There were a number of limitations to this study. This study was conducted in a tertiary care eye hospital in India, and a convenience sampling from the retina and comprehensive clinics was used. Therefore, the sample in this study is an enriched case sample with higher rates of VTDR than would be seen in a screening population, so the results may not be directly applicable to other populations. After demonstrating that the non-dilated Smartscope photographs have reasonable sensitivity and specificity to detect VTDR in an ideal setting, one next step will be to test the protocol in a screening eye camp. In terms of sampling, we only recorded the number of patients who returned for a study visit; therefore, we cannot assess the potential impact of the volunteer effect. The 35 subjects who contributed one eye had a larger percentage of diabetics (88.6%) compared to the 120 subjects who contributed both eyes to the study (62.5%; P=0.0035 Fisher’s exact test). This is a potential bias in our sample and could mean that eyes from diabetics are harder to image. In situations where an eye could not be imaged, the subject would have to be referred for full examination, which would increase our reported sensitivity and decrease our reported specificity. We used three images to evaluate for VTDR so we do not yet know whether grading a single image of the posterior pole is a viable option. We used clinical examination as the reference standard for comparison as opposed to 7 field ETDRS stereo-photographs as recommended by the American Telemedicine Association for Category 2 program validation as ETDRS stereo-photographs were beyond the scope of the resources available for this study.

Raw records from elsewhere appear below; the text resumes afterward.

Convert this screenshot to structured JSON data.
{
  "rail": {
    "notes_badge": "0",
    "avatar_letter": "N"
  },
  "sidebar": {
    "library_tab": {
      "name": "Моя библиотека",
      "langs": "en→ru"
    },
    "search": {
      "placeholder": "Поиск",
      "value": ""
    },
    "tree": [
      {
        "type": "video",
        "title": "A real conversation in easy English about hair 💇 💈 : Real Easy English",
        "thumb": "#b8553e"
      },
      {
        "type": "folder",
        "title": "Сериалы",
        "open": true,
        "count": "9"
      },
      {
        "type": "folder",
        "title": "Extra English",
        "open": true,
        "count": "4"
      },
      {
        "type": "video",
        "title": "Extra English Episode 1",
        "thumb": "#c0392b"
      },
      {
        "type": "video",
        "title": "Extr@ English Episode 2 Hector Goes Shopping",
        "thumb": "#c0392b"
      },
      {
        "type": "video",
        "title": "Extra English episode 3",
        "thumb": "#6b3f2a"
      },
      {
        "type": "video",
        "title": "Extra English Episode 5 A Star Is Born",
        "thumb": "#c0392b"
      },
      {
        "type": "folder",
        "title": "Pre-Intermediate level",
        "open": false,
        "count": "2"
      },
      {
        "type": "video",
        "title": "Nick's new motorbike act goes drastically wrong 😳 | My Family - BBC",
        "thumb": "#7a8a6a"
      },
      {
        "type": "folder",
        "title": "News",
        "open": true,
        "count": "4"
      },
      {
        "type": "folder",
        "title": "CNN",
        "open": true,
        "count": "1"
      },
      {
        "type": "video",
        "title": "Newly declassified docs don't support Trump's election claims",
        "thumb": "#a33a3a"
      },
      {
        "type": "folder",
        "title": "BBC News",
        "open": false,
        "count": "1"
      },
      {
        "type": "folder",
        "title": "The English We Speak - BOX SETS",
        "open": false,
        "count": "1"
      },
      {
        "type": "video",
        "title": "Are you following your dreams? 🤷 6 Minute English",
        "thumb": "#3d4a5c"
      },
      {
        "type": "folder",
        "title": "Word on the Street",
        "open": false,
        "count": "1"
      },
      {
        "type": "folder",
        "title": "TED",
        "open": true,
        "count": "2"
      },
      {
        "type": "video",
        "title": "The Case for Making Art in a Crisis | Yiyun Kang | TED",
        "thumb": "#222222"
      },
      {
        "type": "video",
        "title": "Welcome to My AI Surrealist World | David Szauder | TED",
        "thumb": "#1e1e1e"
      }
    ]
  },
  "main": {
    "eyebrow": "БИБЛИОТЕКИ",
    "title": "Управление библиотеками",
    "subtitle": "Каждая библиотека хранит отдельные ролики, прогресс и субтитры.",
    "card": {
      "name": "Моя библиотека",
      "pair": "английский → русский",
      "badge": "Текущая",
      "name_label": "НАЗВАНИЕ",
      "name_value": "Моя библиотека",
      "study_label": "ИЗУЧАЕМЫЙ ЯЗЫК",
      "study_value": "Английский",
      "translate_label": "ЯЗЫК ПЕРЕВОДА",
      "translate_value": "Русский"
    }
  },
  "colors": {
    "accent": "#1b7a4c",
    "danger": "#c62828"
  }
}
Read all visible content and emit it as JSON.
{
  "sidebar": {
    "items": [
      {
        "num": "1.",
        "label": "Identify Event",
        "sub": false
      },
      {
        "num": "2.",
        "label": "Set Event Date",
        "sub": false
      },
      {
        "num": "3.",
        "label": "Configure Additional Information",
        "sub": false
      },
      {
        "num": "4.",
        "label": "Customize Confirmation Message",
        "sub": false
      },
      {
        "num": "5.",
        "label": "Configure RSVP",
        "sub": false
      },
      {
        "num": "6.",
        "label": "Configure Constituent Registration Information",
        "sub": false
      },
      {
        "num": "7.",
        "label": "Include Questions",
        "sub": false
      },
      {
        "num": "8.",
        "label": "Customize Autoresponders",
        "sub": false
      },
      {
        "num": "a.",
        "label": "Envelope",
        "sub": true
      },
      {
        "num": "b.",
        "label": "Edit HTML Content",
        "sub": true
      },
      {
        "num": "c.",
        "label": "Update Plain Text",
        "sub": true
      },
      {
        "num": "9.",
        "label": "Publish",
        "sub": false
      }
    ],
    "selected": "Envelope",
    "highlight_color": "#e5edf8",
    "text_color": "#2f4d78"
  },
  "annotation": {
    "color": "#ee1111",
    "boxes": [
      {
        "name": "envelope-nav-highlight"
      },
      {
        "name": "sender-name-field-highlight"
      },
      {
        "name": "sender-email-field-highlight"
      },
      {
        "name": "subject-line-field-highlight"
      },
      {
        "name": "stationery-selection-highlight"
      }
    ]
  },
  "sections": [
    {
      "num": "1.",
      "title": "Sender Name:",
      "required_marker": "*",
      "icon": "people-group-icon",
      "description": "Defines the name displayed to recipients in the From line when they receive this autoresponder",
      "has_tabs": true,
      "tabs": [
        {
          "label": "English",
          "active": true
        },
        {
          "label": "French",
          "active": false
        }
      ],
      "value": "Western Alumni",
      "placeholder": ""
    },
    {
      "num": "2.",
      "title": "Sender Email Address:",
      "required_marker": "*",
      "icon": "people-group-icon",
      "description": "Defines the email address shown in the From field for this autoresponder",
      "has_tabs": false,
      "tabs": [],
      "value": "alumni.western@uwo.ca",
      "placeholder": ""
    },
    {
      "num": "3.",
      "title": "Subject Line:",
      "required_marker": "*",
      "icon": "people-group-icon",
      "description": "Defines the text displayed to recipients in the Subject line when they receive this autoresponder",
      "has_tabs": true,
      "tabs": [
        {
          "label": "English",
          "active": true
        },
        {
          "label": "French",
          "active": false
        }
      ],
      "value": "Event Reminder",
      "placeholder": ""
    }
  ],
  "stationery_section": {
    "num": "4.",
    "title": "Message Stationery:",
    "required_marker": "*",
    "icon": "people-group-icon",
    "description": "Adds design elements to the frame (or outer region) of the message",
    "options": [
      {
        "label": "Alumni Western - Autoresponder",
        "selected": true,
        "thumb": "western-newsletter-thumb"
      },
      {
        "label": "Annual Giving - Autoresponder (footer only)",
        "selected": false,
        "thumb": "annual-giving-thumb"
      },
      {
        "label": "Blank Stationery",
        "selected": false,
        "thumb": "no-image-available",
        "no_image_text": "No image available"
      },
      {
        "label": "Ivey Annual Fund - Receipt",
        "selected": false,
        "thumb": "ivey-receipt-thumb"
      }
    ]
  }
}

The strengths of our study are the relatively large sample of eyes with VTDR, the use of masked retina specialists as graders, and the use of standard photographs and guidelines for grading quality and severity of disease. To reduce grader bias, the images were arranged such that no two imaging modalities from the same eye were part of the same grading set so that the reader’s diagnosis would not be informed by the potentially ‘better’ image. Employing a single, well trained photographer to take all photos and a single retina specialist to provide the reference standard clinical examination reduced the variability of our results.

Future research is required to replicate our results in the outreach setting. In an outreach camp, a dark environment for imaging may not be available, electricity shortages are common, subjects oftentimes have media opacities and hundreds of people are screened in a single morning. New ways to structure work flow, from image acquisition to image analysis will be needed. New technologies continue to emerge that will positively disrupt the way care is provided for diabetic patients and we need to continue to rigorously evaluate these technologies before deploying them in large scale screening efforts.